Grants are a form of financial aid that is similar to scholarships. While scholarships are based on the admissions application and strength of the student, grants are determined by the family’s financial information. The Financial Aid Office gets this information through both the CSS PROFILE and the FAFSA. Grants can come from the federal and state governments, in addition to the college or university. Taking the time to carefully fill out these forms (and doing them on time) is the best way to give the Financial Aid Office a picture of your family’s financial circumstances. For this current year, Oles are receiving over $24 million in grants.

In some ways, grants and scholarships can be thought of in a similar fashion. They are both “gift aid.” Gift aid is money given to the student that the student does not have to earn or repay.

The next main form of financial aid is student employment, or work study. Students are able to earn this money by working a job either on or off-campus. This money can be used to help pay for tuition or directed to the student to help with miscellaneous expenses (Target run, anyone?).

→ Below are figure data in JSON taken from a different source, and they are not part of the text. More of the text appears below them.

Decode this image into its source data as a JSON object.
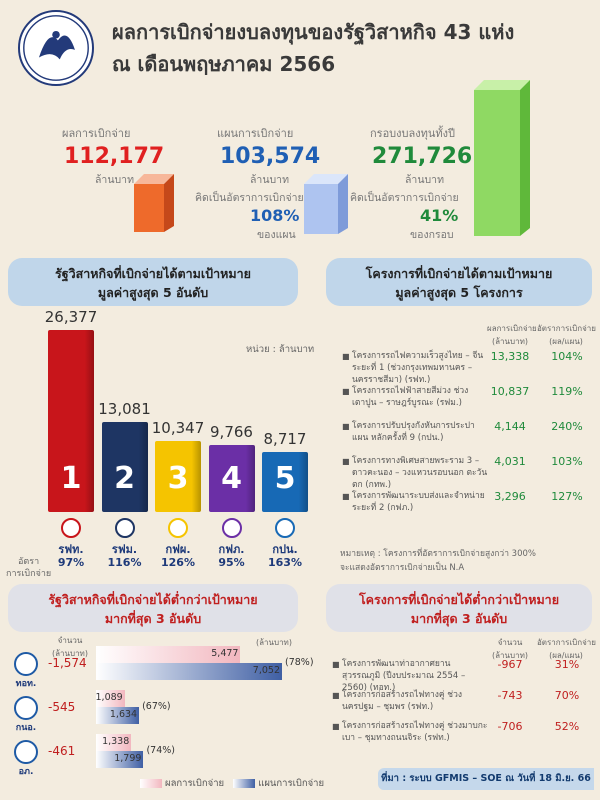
{
  "header": {
    "title_line1": "ผลการเบิกจ่ายงบลงทุนของรัฐวิสาหกิจ 43 แห่ง",
    "title_line2": "ณ เดือนพฤษภาคม 2566"
  },
  "kpis": [
    {
      "label": "ผลการเบิกจ่าย",
      "value": "112,177",
      "unit": "ล้านบาท",
      "color": "#e02020"
    },
    {
      "label": "แผนการเบิกจ่าย",
      "value": "103,574",
      "unit": "ล้านบาท",
      "rate_label": "คิดเป็นอัตราการเบิกจ่าย",
      "rate": "108%",
      "rate_unit": "ของแผน",
      "color": "#1f5fb4"
    },
    {
      "label": "กรอบงบลงทุนทั้งปี",
      "value": "271,726",
      "unit": "ล้านบาท",
      "rate_label": "คิดเป็นอัตราการเบิกจ่าย",
      "rate": "41%",
      "rate_unit": "ของกรอบ",
      "color": "#1f8a3b"
    }
  ],
  "left_top": {
    "banner_l1": "รัฐวิสาหกิจที่เบิกจ่ายได้ตามเป้าหมาย",
    "banner_l2": "มูลค่าสูงสุด 5 อันดับ",
    "unit_note": "หน่วย : ล้านบาท",
    "rate_label_1": "อัตรา",
    "rate_label_2": "การเบิกจ่าย"
  },
  "right_top": {
    "banner_l1": "โครงการที่เบิกจ่ายได้ตามเป้าหมาย",
    "banner_l2": "มูลค่าสูงสุด 5 โครงการ",
    "col1_l1": "ผลการเบิกจ่าย",
    "col1_l2": "(ล้านบาท)",
    "col2_l1": "อัตราการเบิกจ่าย",
    "col2_l2": "(ผล/แผน)",
    "projects": [
      {
        "name": "โครงการรถไฟความเร็วสูงไทย – จีน ระยะที่ 1 (ช่วงกรุงเทพมหานคร – นครราชสีมา) (รฟท.)",
        "value": "13,338",
        "rate": "104%"
      },
      {
        "name": "โครงการรถไฟฟ้าสายสีม่วง ช่วงเตาปูน – ราษฎร์บูรณะ (รฟม.)",
        "value": "10,837",
        "rate": "119%"
      },
      {
        "name": "โครงการปรับปรุงกังหันการประปาแผน หลักครั้งที่ 9 (กปน.)",
        "value": "4,144",
        "rate": "240%"
      },
      {
        "name": "โครงการทางพิเศษสายพระราม 3 – ดาวคะนอง – วงแหวนรอบนอก ตะวันตก (กทพ.)",
        "value": "4,031",
        "rate": "103%"
      },
      {
        "name": "โครงการพัฒนาระบบส่งและจำหน่าย ระยะที่ 2 (กฟภ.)",
        "value": "3,296",
        "rate": "127%"
      }
    ],
    "note_l1": "หมายเหตุ : โครงการที่อัตราการเบิกจ่ายสูงกว่า 300%",
    "note_l2": "จะแสดงอัตราการเบิกจ่ายเป็น N.A"
  },
  "left_bottom": {
    "banner_l1": "รัฐวิสาหกิจที่เบิกจ่ายได้ต่ำกว่าเป้าหมาย",
    "banner_l2": "มากที่สุด 3 อันดับ",
    "col_amount_l1": "จำนวน",
    "col_amount_l2": "(ล้านบาท)",
    "col_unit": "(ล้านบาท)",
    "legend_actual": "ผลการเบิกจ่าย",
    "legend_plan": "แผนการเบิกจ่าย"
  },
  "right_bottom": {
    "banner_l1": "โครงการที่เบิกจ่ายได้ต่ำกว่าเป้าหมาย",
    "banner_l2": "มากที่สุด 3 อันดับ",
    "col1_l1": "จำนวน",
    "col1_l2": "(ล้านบาท)",
    "col2_l1": "อัตราการเบิกจ่าย",
    "col2_l2": "(ผล/แผน)",
    "projects": [
      {
        "name": "โครงการพัฒนาท่าอากาศยานสุวรรณภูมิ (ปีงบประมาณ 2554 – 2560) (ทอท.)",
        "value": "-967",
        "rate": "31%"
      },
      {
        "name": "โครงการก่อสร้างรถไฟทางคู่ ช่วงนครปฐม – ชุมพร (รฟท.)",
        "value": "-743",
        "rate": "70%"
      },
      {
        "name": "โครงการก่อสร้างรถไฟทางคู่ ช่วงมาบกะเบา – ชุมทางถนนจิระ (รฟท.)",
        "value": "-706",
        "rate": "52%"
      }
    ]
  },
  "footer": "ที่มา : ระบบ GFMIS – SOE ณ วันที่ 18 มิ.ย. 66",
  "chart_data": [
    {
      "type": "bar",
      "categories": [
        "รฟท.",
        "รฟม.",
        "กฟผ.",
        "กฟภ.",
        "กปน."
      ],
      "values": [
        26377,
        13081,
        10347,
        9766,
        8717
      ],
      "value_labels": [
        "26,377",
        "13,081",
        "10,347",
        "9,766",
        "8,717"
      ],
      "rates": [
        "97%",
        "116%",
        "126%",
        "95%",
        "163%"
      ],
      "ranks": [
        "1",
        "2",
        "3",
        "4",
        "5"
      ],
      "colors": [
        "#c8151b",
        "#1e3563",
        "#f5c400",
        "#6b2fa6",
        "#1769b5"
      ],
      "ylim": [
        0,
        27500
      ]
    },
    {
      "type": "bar",
      "orientation": "horizontal",
      "categories": [
        "ทอท.",
        "กนอ.",
        "อภ."
      ],
      "gaps": [
        "-1,574",
        "-545",
        "-461"
      ],
      "series": [
        {
          "name": "ผลการเบิกจ่าย",
          "values": [
            5477,
            1089,
            1338
          ],
          "labels": [
            "5,477",
            "1,089",
            "1,338"
          ]
        },
        {
          "name": "แผนการเบิกจ่าย",
          "values": [
            7052,
            1634,
            1799
          ],
          "labels": [
            "7,052",
            "1,634",
            "1,799"
          ]
        }
      ],
      "rates": [
        "(78%)",
        "(67%)",
        "(74%)"
      ],
      "xlim": [
        0,
        7052
      ]
    }
  ]
}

There are hundreds of jobs: helping in the cafeteria, working on hanging shows in the art gallery, managing a stockroom for the chemistry department, staffing the front desk of a residence hall, and even refereeing intramural flag football games. Sometimes, your work study job could help inspire a future career path.

The last big term that students and families need to understand is student loans. We believe that reasonable student loan debt is a necessary part of affording a St. Olaf education. That said, St. Olaf works closely with students to make sure they are taking on a manageable amount of debt and that their loan debt won’t affect their post-graduation decisions. Our median loan debt this past year was $27,000 (cumulatively, not per year), below the national average.

There are two kinds of loans: federal and private. Federal loans are the loans from the government directly to the student, while private loans come from financial institutions (like banks or credit unions). Federal loans are often preferable to private loans because they tend to have a lower interest rate, do not require a co-signer, and offer more repayment/forgiveness options.

So, there you have it! I hope this has helped define some of the terms you need to know in the financial aid process. For now, do your research. Communicate with financial aid offices about changes or context of your family’s financial situation. If a student or family wants to see an estimate of their St. Olaf Financial Aid Award, the Net Price Calculator can help. While the Calculator isn’t exact, it is useful to learn what information is relevant and does help give families an idea of what they might qualify for in financial aid.

Think about all four years instead of just the first year when considering a college’s affordability. Though finances can play a large role in the college search, be sure to consider the value of the academic and social fit overall.